Date: 19 July - 04 August 1996
Athletes: 10,318 (3,512 women, 6,806 men)
Media: 15,108 (5,695 written press, 9,413 broadcasters)
The 1996 Games were given a dramatic start when the cauldron was lit by Mohammad Ali. A terrorist bomb killed one person and injured a further 110 people, but the Atlanta Games are best remembered for their sporting achievements. A record-setting 79 nations won medals and 53 won gold. Carl Lewis became only the fourth person to win the same individual event four times and the fourth person to earn a ninth gold medal. Naim Suleymanoglu became the first weightlifter to win a third gold medal. Michael Johnson smashed the 200m world record to complete a 200m and 400m double.
The Centennial Olympic Games held in Atlanta, the United States, in August 1996 saw a large gathering of athletes from 197 countries and regions around the world. After 16 days of competitions, China collected 16 golds, 22 silvers and 12 bronzes, ranking fourth both in gold medals tally and in the total number of medals won.
China missed the gold in some of the events in which it excelled. This was compensated by victories in other eventss through the unremitting struggles of its contestants. But success or failure, the Chinese participants' untiring efforts and go-getting spirit did win the hearts of spectators on the scene and TV viewers the world over.
Woman judoist Sun Fuming made a good start for the Chinese sports delegation in Atlanta by taking the gold medal in the +72kg heavyweight judo on the first day of competition. Le Jingyi, a swimmer from Shanghai, won the women's 100m freestyle in 54.50secs, a new Games record.
Of the 15 new world records set in weightlifting, nearly two-thirds of the total of the whole Games, four were set by the Chinese lifters. In the men's 59kg category, China's Tang Lingsheng was almost a dark horse. As a fifth-place finisher in the two-lift total at the World Championships held in Guangzhou in 1995, Tang had only been expected to maintain the fifth place and, should everything go fine with him, earn a bronze medal in Atlanta. However, he not only emerged the winner but also toppled the world mark of 305kg set by Bulgaria's N. Peshalov in 1993. In the men's 70kg class, China's Zhan Xugang led silver medallist Kim Myong-Nam of Democratic People's Republic of Korea by 12.5kg and bronze-medallist A. Feri of Hungary by 17.5kg, in addition to setting three world records to make his gold medal all the more valuable.
18-year-old diver Fu Mingxia proved his superiority in both the women's 3m springboard and 10m platform diving and rose as a new "queen of diving" since the retirement of Gao Min after the Barcelona Olympics. Her teammate Xiong Ni, a silver medallist at the '88 Seoul Olympics, clinched the men's 3m springboard title after training hard for eight long years.

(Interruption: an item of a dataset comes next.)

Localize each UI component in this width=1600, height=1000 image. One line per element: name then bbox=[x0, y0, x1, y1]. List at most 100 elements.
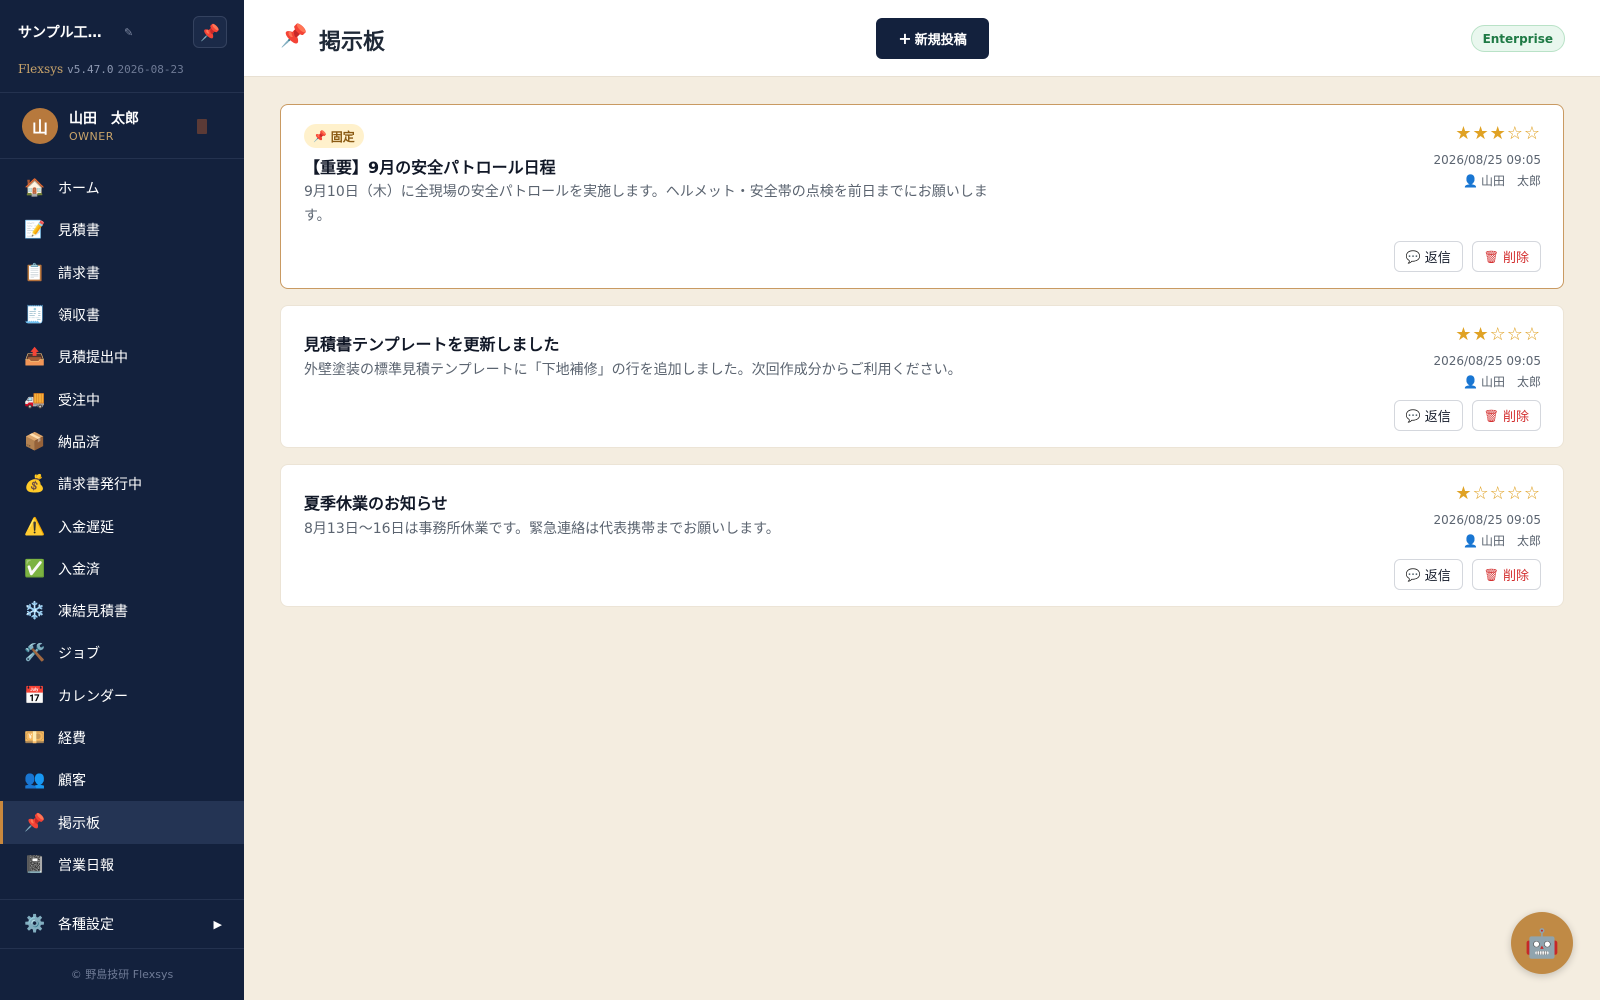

In men's gymnastics, 23-year-old Li Xiaoshuang managed to rid himself of the enormous pressure and beat a strong field to win the first all-around gold medal for China, winning the respect of both his teammates and foreign counterparts. In badminton, China's Ge Fei/Gu Jun placed first in the women's doubles to win the first and only Olympic gold for China in badminton, with a background of 12 years' close cooperation.
In table tennis, Deng Yaping and Qiao Hong, an unrivalled duo for some six years in the women's events, repeated their high performance at the Barcelona Olympics four years before: Deng won the singles, and playing together the two of them won the doubles, once again displaying their overwhelming strength in the sport.
Wang Junxia, a fleet-footed distance runner who was awarded the coveted Jesse Owens Trophy in 1993, won the gold in the women's 5000m and the silver in the 10000m in which she held the world record. As the only athlete bold enough to risk competing in both the 5000m and 10000m, which meant a total of 20,000 metres in three days including the heats, she won the hearts of all the spectators on the scene and TV viewers around the world with her superb performances and newly-acquired smile.
Also in Atlanta, 26-year-old Lee Lai-Shan won the women's boardsailing to become the first gold medallist in the 44-year Olympic history of Hong Kong. When news of her victory reached Hong Kong, the people there were wild with joy. Upon her return home she was given a tremendous welcome, with thousands of people lining the streets to greet their heroine and celebrating "this moment of historical significance".